CONFLITO NEGATIVO DE COMPETÊNCIA. USUCAPIÃO ESPECIAL URBANA POR ABANDONO DE LAR. RELAÇÃO FAMILIAR PRÉ-EXISTENTE. TUTELA DO DIREITO DE PROPRIEDADE. PROTEÇÃO DO LAR. JUÍZO DE FAMÍLIA. PROCEDÊNCIA. 1. A usucapião especial urbana por abandono de lar, como todas as espécies de usucapião, visa à declaração de titularidade de um direito real, qual seja, o direito de propriedade sobre determinado imóvel. Todavia, esse direito real decorre de uma relação familiar pré-existente, de modo que a nova modalidade de usucapião visa não apenas à tutela do direito de propriedade, mas, principalmente, a proteção do lar familiar e daqueles que lá residem. 2. O art. 1.240-A, do CC, destina-se à proteção do direito real de habitação do cônjuge ou companheiro supérstite, já presente em nosso ordenamento jurídico, bem como à proteção do lar e da unidade familiar erguida pelo ex-casal durante o período da vida em comum. Daí porque o referido dispositivo elenca requisitos que se inserem no âmbito do direito familiar, o que impõe a análise, por parte do magistrado, das seguintes questões: (i) a existência de uma relação familiar (casamento ou união estável); (ii) o regime de bens que vigorava durante a existência da relação familiar; (iii) a ocorrência de separação de fato; (iv) o abandono do lar por parte de ex-cônjuge ou ex-companheiro; (iv) a co-propriedade do imóvel por ambos os ex-cônjuges ou ex-companheiros. 3. Diante de todo o exposto, entendo que o juízo competente para conhecer da ação de usucapião especial urbana por abandono de lar é o que responde pelos feitos da família, dispensando-se, em princípio, a utilização do rito especial. 4. E, tendo em vista que a Lei nº 3.716/79 (Lei de Organização Judiciária do Estado do Piauí), em seu art. 43, inc. II, determina que a 3ª Vara Cível da Comarca de Parnaíba – PI possui competência exclusiva para processar e julgar os feitos da família, resta claro que a ela deverá ser redistribuída a presente Ação de Usucapião Especial Urbana por Abandono de Lar. 5. Isto posto, julgo procedente o presente Conflito de Competência, no sentido de que a Ação de Usucapião Especial Urbana por Abandono do Lar (Proc. nº 0003328-81.2011.8.18.0031) seja processada e julgada pela 3ª Vara Cível da Comarca de Parnaíba – PI, que possui competência exclusiva para os feitos da família, nos termos do inc.
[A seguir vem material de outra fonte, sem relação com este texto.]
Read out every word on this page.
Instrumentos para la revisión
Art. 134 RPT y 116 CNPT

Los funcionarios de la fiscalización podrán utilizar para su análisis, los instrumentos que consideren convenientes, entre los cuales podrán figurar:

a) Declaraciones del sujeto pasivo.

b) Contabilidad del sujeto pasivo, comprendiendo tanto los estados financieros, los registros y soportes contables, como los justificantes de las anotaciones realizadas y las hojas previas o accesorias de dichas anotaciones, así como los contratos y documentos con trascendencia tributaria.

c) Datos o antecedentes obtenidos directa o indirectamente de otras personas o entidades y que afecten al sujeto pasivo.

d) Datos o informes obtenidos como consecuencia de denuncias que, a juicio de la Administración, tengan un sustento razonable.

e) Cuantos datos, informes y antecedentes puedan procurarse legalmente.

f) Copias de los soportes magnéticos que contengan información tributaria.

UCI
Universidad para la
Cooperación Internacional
II, do art. 43, da Lei nº 3.716/79.

(TJ-PI - CC: 00001421220128180000 PI 201200010001420, Relator: Des. José Ribamar Oliveira, Data de Julgamento: 18/04/2013, Tribunal Pleno, Data de Publicação: 03/05/2013)[25]

Assim, forçoso concluir que se afigura controversa a fixação da competência para o julgamento da ação de usucapião familiar, tendendo, entretanto, a doutrina e a jurisprudência consagrar como competente o juízo de família pelas razões expostas.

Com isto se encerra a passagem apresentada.